Diversi, diversissimi, Bob Marley ed Ezio Bosso sono accomunati dal fatto di essersene andati, a trentanove anni di distanza l’uno dall’altro, nel mese di maggio. Quarant’anni fa ci diceva addio il mito del reggae, l’interprete della musica che fece sognare la Giamaica e ne cantò le sorti, le speranze, la rabbia e la bellezza, interpretando il desiderio di rivolta contro ogni oppressione e l’ansia di libertà di un popolo e, con esso, di tutti i popoli del mondo. Un addio doloroso, dunque, vissuto dalla comunità internazionale come la sconfitta di un sognatore, costretto ad arrendersi a soli trentasei anni a causa di un maledetto melanoma, al termine di un’esistenza breve ma potentissima, vissuta intensamente, costituendo, con la sua arte, un punto di riferimento per chiunque coltivasse un’altra idea di mondo.
Il torinese Ezio Bosso, dal canto suo, è stato costretto ad alzare bandiera bianca un anno fa, ad appena quarantotto anni, vinto dalla malattia neurodegenerativa dalla quale era affetto dal 2011, senza tuttavia aver mai rinunciato a portare la sua arte semplice e meravigliosa nelle nostre case, senza mai essersi dimenticato delle sue umili origini, senza aver smesso per un solo istante di narrare il mondo attraverso le sue composizioni e la sua capacità unica di dirigere l’orchestra.
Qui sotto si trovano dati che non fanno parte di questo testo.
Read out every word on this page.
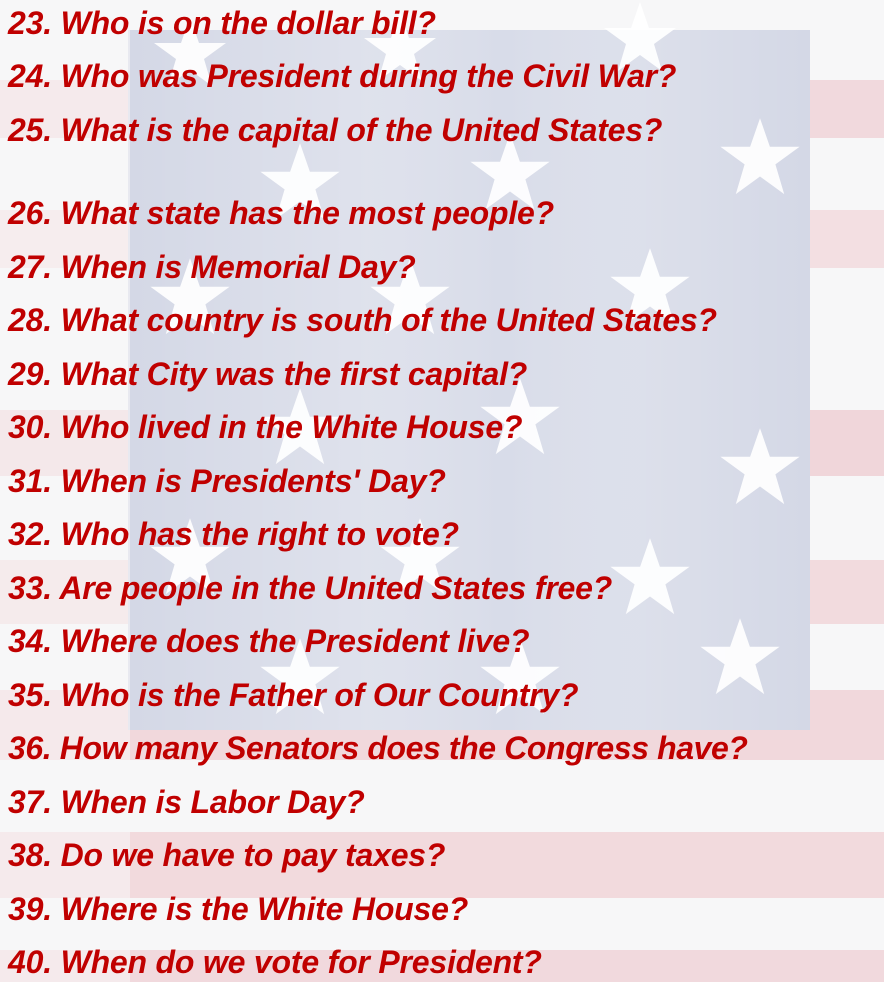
23. Who is on the dollar bill?
24. Who was President during the Civil War?
25. What is the capital of the United States?
26. What state has the most people?
27. When is Memorial Day?
28. What country is south of the United States?
29. What City was the first capital?
30. Who lived in the White House?
31. When is Presidents' Day?
32. Who has the right to vote?
33. Are people in the United States free?
34. Where does the President live?
35. Who is the Father of Our Country?
36. How many Senators does the Congress have?
37. When is Labor Day?
38. Do we have to pay taxes?
39. Where is the White House?
40. When do we vote for President?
Li divideva tutto, ribadiamo, ma ad accomunarli era il senso di una missione, la speranza di un avvenire migliore, la capacità di incantare, di sconfiggere le avversità, di lottare contro tutto e tutti, di non fermarsi mai, di non far sì che la vita scorresse loro davanti senza afferrarne l’essenza. Entrambi, poi, hanno lasciato in noi la percezione del vuoto, il senso profondo di una mancanza che non è solo artistica ma complessiva, come se una luce si fosse spenta, un addio si fosse consumato, l’ennesimo sogno fosse andato in frantumi e nelle nostre vite fosse entrato uno strazio troppo grande per essere descritto a parole.
Bob Marley ed Ezio Bosso, probabilmente si saranno incontrati lassù e avranno sorriso della propria diversità, del proprio aver affrontato ogni battaglia con gioia e profonda convinzione, di essere stati, ciascuno a modo suo, una fonte d’ispirazione per la collettività. La loro musica è rimasta: bellissima, immortale, più forte di ogni dolore, resistente e combattiva come solo la poesia dei grandi riesce a essere.
Li abbiamo amati e li ricordiamo insieme, com’è giusto che sia. Specie di questi tempi, non possiamo rinunciare a tante meraviglia.